ARM#
ARM machines can be significantly faster and cheaper than default instances with Intel or AMD hardware. We ran a number of Dask workloads on both Intel and ARM-based instance types and found costs were typically 20–30% lower when using ARM (see our blog post).
Using ARM hardware on Coiled on AWS is often no different from spinning up a non-ARM cluster.
cluster = coiled.Cluster(
n_workers=15,
arm=True, # <<----------
)
client = cluster.get_client()
Instance types#
When creating an AWS cluster, specifying arm=True
will default to requesting m7g class (first choice) and t4g class (second choice) of instance types. You can also request specific instance types, however, multi-architecture clusters are not currently supported (see Allowable Instance Types ).
cluster = coiled.Cluster(
# ARM instance types for scheduler and workers
scheduler_vm_types=["t4g.large"],
worker_vm_types=["c7g.xlarge"],
n_workers=10,
)
For common Intel instance types you might be using already, there’s a roughly equivalent ARM instance type you could try instead.
Intel |
ARM |
Description |
---|---|---|
t3 |
t4g |
burstable (best for interactive/non-compute-intensive work) |
m6i |
m7g |
non-burstable balanced compute/memory (sensible default for common workloads) |
c6i |
c7g |
compute-optimized (higher ratio of vCPUs to memory) |
r6i |
r7g |
memory-optimized (higher ratio of memory to vCPUs) |
The *7g
families have Graviton 3 and are slightly more expensive than corresponding *6g
family with older generation ARM processor,
though Graviton 3 is significantly better and is still cheaper (typically by 15%) than corresponding Intel instance type.

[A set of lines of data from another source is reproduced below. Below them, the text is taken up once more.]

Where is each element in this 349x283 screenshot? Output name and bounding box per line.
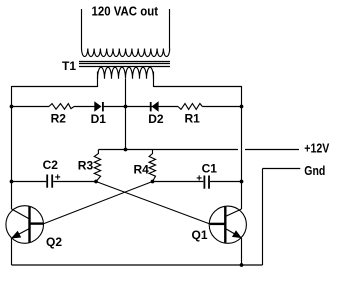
wire center tap vertical <box>125 79 127 150</box>
svg-text:Gnd: Gnd <box>304 163 325 178</box>
transformer T1 primary lead left <box>81 9 83 49</box>
wire right rail lower <box>241 238 243 265</box>
wire mid line left (R2 D1 row) <box>12 106 126 108</box>
node junction dots <box>10 105 244 267</box>
transformer T1 secondary right leg <box>153 72 155 88</box>
svg-text:R4: R4 <box>134 163 150 177</box>
svg-text:R3: R3 <box>78 159 94 173</box>
svg-text:C2: C2 <box>43 158 59 172</box>
svg-text:+: + <box>196 174 202 185</box>
svg-text:+12V: +12V <box>304 141 329 156</box>
resistor R2 <box>49 104 74 110</box>
resistor R4 <box>149 150 155 182</box>
transformer T1 secondary left leg <box>97 72 99 88</box>
capacitor C2 <box>47 175 52 188</box>
wire right rail upper <box>241 86 243 209</box>
transistor Q2 <box>6 206 44 244</box>
wire R4 to C1 <box>153 181 204 183</box>
wire Gnd stub <box>263 168 301 170</box>
svg-text:Q2: Q2 <box>46 235 62 249</box>
transistor Q1 <box>209 206 246 243</box>
svg-text:120 VAC out: 120 VAC out <box>92 3 159 18</box>
diode D2 <box>151 102 159 111</box>
wire C2 row left <box>12 181 47 183</box>
wire Gnd riser <box>262 169 264 266</box>
svg-text:R1: R1 <box>185 112 201 126</box>
svg-text:R2: R2 <box>51 112 67 126</box>
svg-text:D2: D2 <box>148 112 164 126</box>
transformer T1 primary lead right <box>169 9 171 49</box>
capacitor C1 <box>204 176 209 189</box>
resistor R3 <box>94 150 100 182</box>
wire left rail lower <box>11 238 13 265</box>
svg-text:T1: T1 <box>62 59 76 73</box>
transformer T1 core lines <box>79 62 170 67</box>
transformer T1 secondary winding <box>98 67 154 78</box>
transformer T1 primary winding <box>82 49 170 57</box>
wire bottom rail <box>12 264 263 266</box>
wire top rail right <box>154 86 242 88</box>
wire C1 to right rail <box>210 181 242 183</box>
wire cross-couple diagonal R3 to Q1 base <box>96 182 210 225</box>
svg-text:+: + <box>55 173 61 184</box>
resistor R1 <box>178 104 202 110</box>
svg-text:Q1: Q1 <box>192 228 208 242</box>
wire mid line right (D2 R1 row) <box>126 106 242 108</box>
svg-text:C1: C1 <box>202 162 218 176</box>
wire cross-couple diagonal R4 to Q2 base <box>44 182 153 224</box>
wire +12V line right of rail <box>245 149 299 151</box>
wire C2 to R3 <box>53 181 96 183</box>
wire +12V line left of rail <box>99 149 239 151</box>
diode D1 <box>95 102 103 111</box>
wire left rail upper <box>11 86 13 209</box>
svg-text:D1: D1 <box>91 112 107 126</box>
wire top rail left <box>12 86 98 88</box>
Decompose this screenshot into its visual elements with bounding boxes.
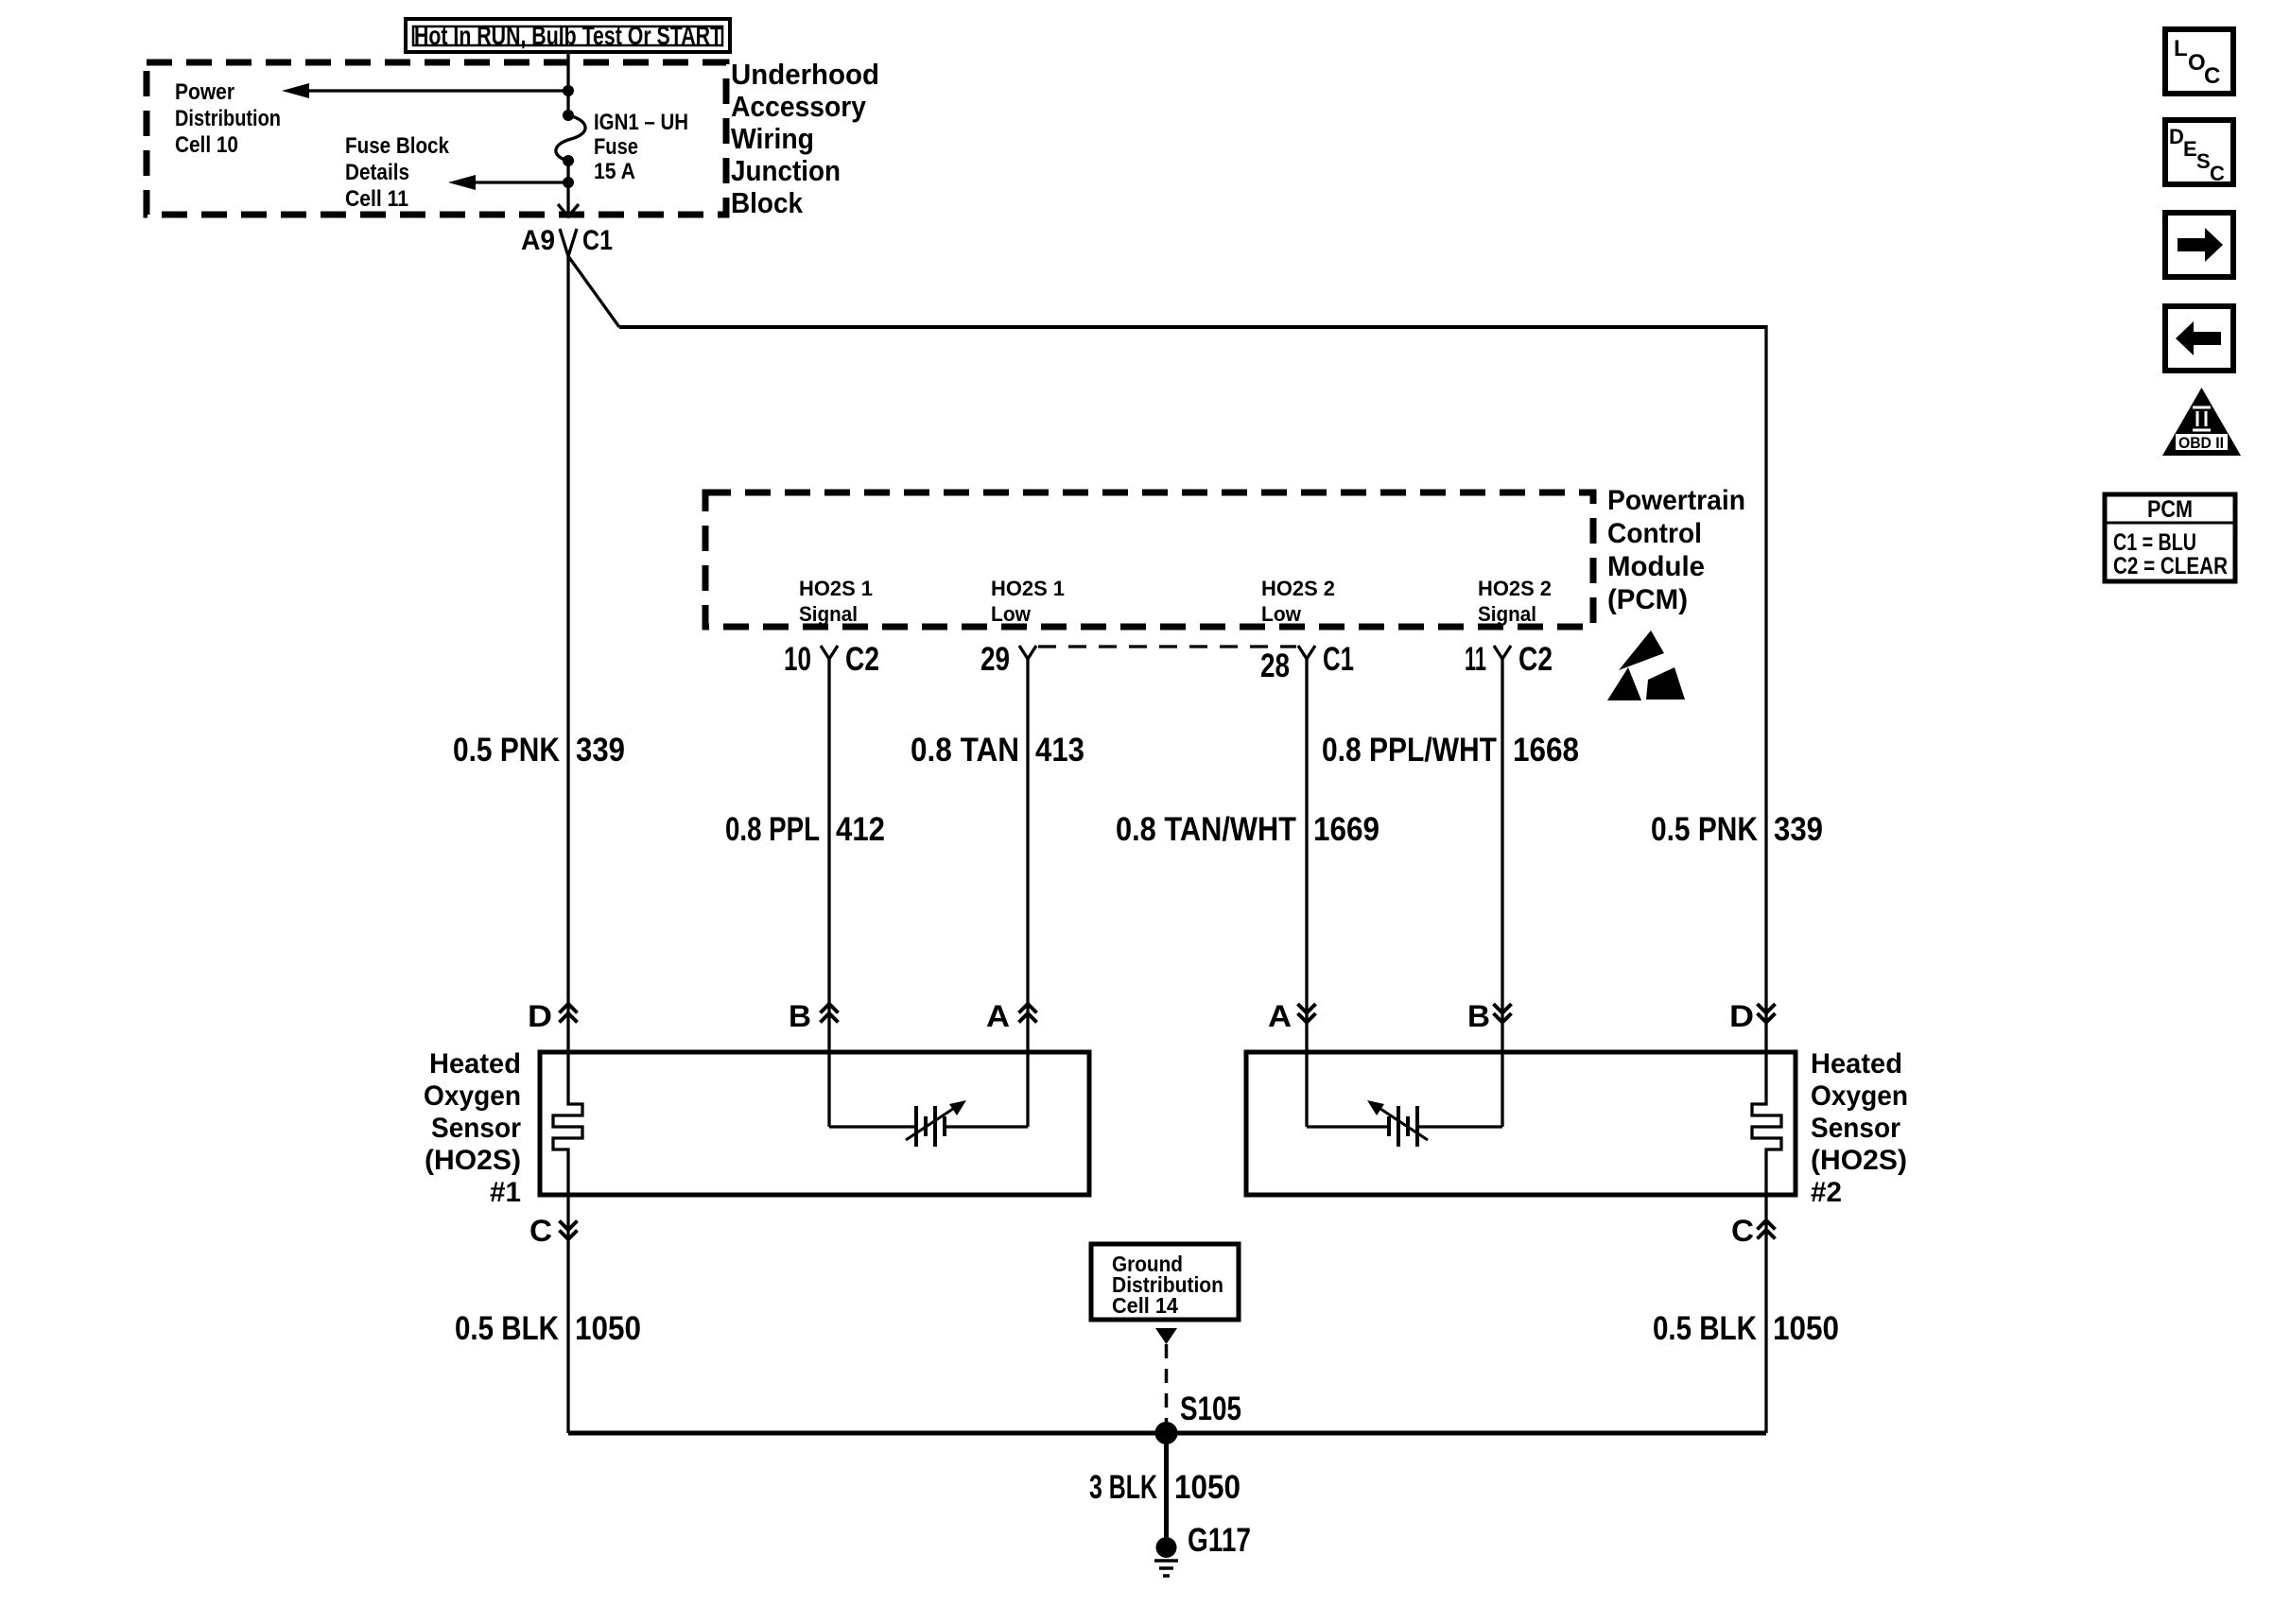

Using a custom Docker image#
You can use GitHub Actions to build your own multi-arch (x86 and ARM) Docker image (see this example yaml file).
Locally, you can build multi-arch images like this:
docker buildx build --platform linux/arm64,linux/amd64 \
-t <your-image-name>:latest --push .
You can then upload your local image to wherever you usually store Docker images (e.g. Docker Hub or Amazon ECR) and create a Coiled Python environment using this image (see Docker for instructions).